Stephen and I are both up for re-election by rotation later in the meeting and we look forward

to your continued support.


I am conscious that, having first come onto the board in 2004, there may be concerns in

terms of governance “best practice” as to the length of my tenure. It had been my intention

to retire from the board at this Annual Meeting, but because of the need for stability at a time

of significant growth for the company, the board thought it wise to stay on over this period.

With the intended introduction of “new blood” on to the board over the next 12 months, it is

firmly my intention to stand down once that is completed.


The matter of directors’ fees is also on the agenda for later in the meeting. Your directors

are seeking a small (18.7%) increase, reflective of the market and recognising the changing

and more complex nature of the company operating in a multinational environment.
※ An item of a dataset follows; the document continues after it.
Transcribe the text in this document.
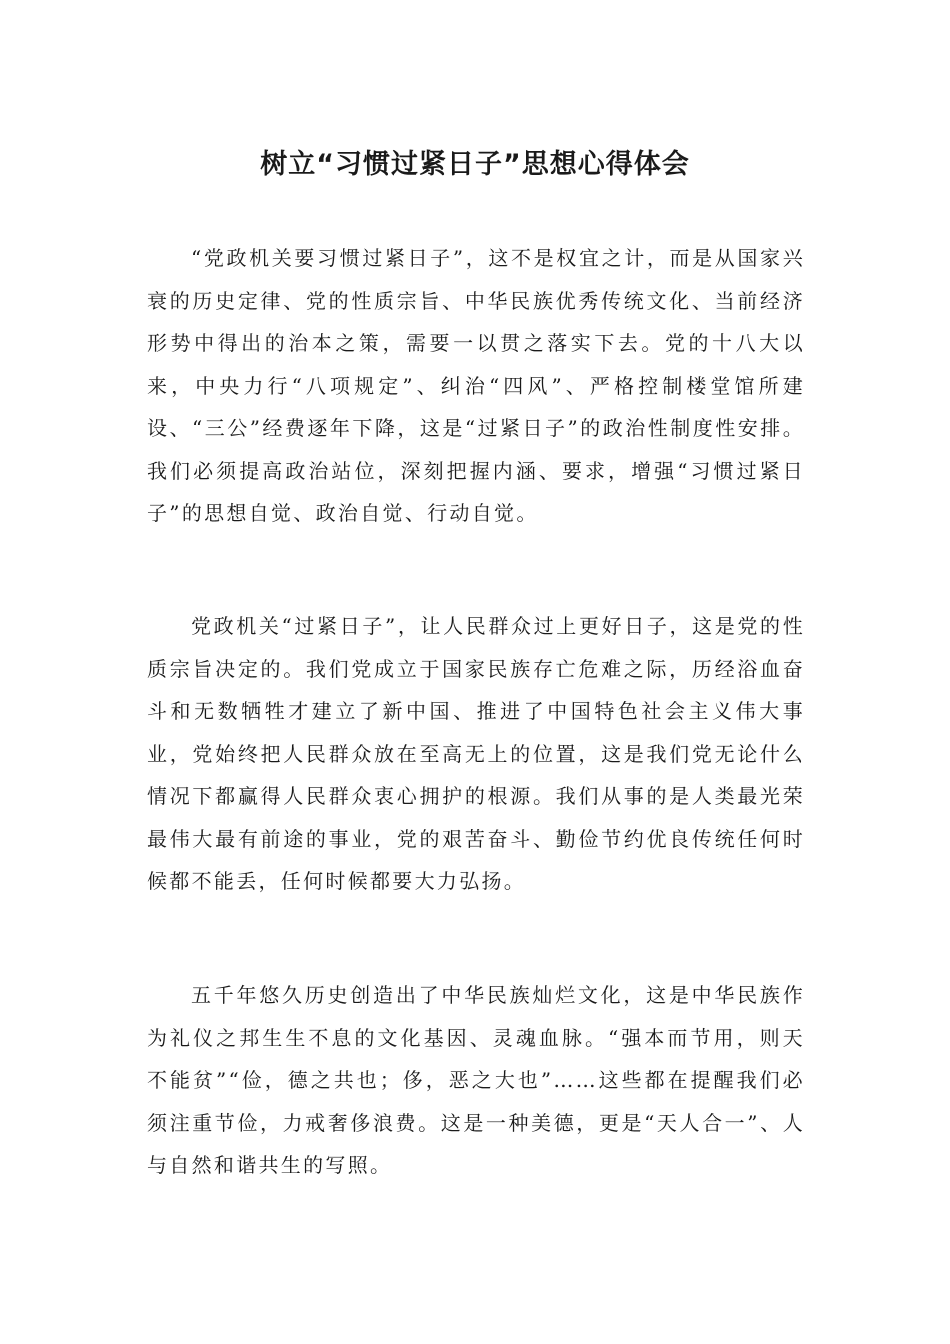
树立“习惯过紧日子”思想心得体会

“党政机关要习惯过紧日子”，这不是权宜之计，而是从国家兴衰的历史定律、党的性质宗旨、中华民族优秀传统文化、当前经济形势中得出的治本之策，需要一以贯之落实下去。党的十八大以来，中央力行“八项规定”、纠治“四风”、严格控制楼堂馆所建设、“三公”经费逐年下降，这是“过紧日子”的政治性制度性安排。我们必须提高政治站位，深刻把握内涵、要求，增强“习惯过紧日子”的思想自觉、政治自觉、行动自觉。

党政机关“过紧日子”，让人民群众过上更好日子，这是党的性质宗旨决定的。我们党成立于国家民族存亡危难之际，历经浴血奋斗和无数牺牲才建立了新中国、推进了中国特色社会主义伟大事业，党始终把人民群众放在至高无上的位置，这是我们党无论什么情况下都赢得人民群众衷心拥护的根源。我们从事的是人类最光荣最伟大最有前途的事业，党的艰苦奋斗、勤俭节约优良传统任何时候都不能丢，任何时候都要大力弘扬。

五千年悠久历史创造出了中华民族灿烂文化，这是中华民族作为礼仪之邦生生不息的文化基因、灵魂血脉。“强本而节用，则天不能贫”“俭，德之共也；侈，恶之大也”……这些都在提醒我们必须注重节俭，力戒奢侈浪费。这是一种美德，更是“天人合一”、人与自然和谐共生的写照。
As our business has grown we have seen our staff numbers increase accordingly to where

we are now the proud employer of over 9,000 staff, 4,000 in New Zealand, 3,000 in Australia

and 2,000 in Hawaii.


Your directors have had the opportunity to meet with our newly acquired teams in Australia

and Hawaii and it is pleasing to report that they bring the same levels of professionalism and

commitment to their jobs that their New Zealand counterparts do. Passionate staff deliver

excellent service to our customers and are at the heart of our business success.


You will have the opportunity to meet some of the people from our local stores after the

meeting as they will be assisting in serving you a selection of our fine products.


And of course the staff in all three locations are led by a very capable management team.

I’d like once again to acknowledge the fine performance of our Group Chief Executive,

Russel Creedy and his management team over the past year in delivering a record profit for

the company.


As announced last year, the board has set up a long term incentive scheme for senior

management which is based on share price growth. Aligning key management remuneration

with shareholder wealth as reflected in continued growth in the company’s share price

ensures that Russel and his team are focussed on what is important in our business.

Our first quarter sales results were released on 31 May. Total sales were up 11.7% to $180.0
million, primarily driven by the impact of additional KFC purchases in Australia.


The two KFC businesses in Australia and New Zealand continue to underpin our sales,

generating two thirds of total revenues in the first quarter and with same store growth of

4.3% and 3.7% respectively. Hawaii contributed its first full quarter of same store sales with

total sales at $40 million or 22% of the total.


Whilst the new financial year has started satisfactorily, it is very early in the year and your

directors are concerned not to create unrealistic expectations as to final outcomes.


We have made no secret of our interest in expanding into the US mainland and of course,

given our recent experience with the brand in Hawaii, Taco Bell remains an option in both

the New Zealand and Australian markets. There are a number of initiatives under way that

could impact upon our total brand portfolio and consequently full year sales and profit result.


We are, subject to any changes occurring in our overall brand portfolio, still expecting the

company to deliver a profit in the vicinity of $43-45 million.


I would like to take this opportunity to thank my fellow board members for their continuing

support and dedication in what has been a busy year in the life of your company. And in

conclusion I would like to thank you, our shareholders, for your continued investment and

interest in Restaurant Brands.


As I indicated earlier, this has been a year in which the company has undergone further

significant growth. We remain excited by the challenges and opportunities the expanded

business brings and we look forward to another good year ahead.


I will now ask Russel to address you further on our results and discuss in more detail

overseas acquisitions and our strategies for the new year.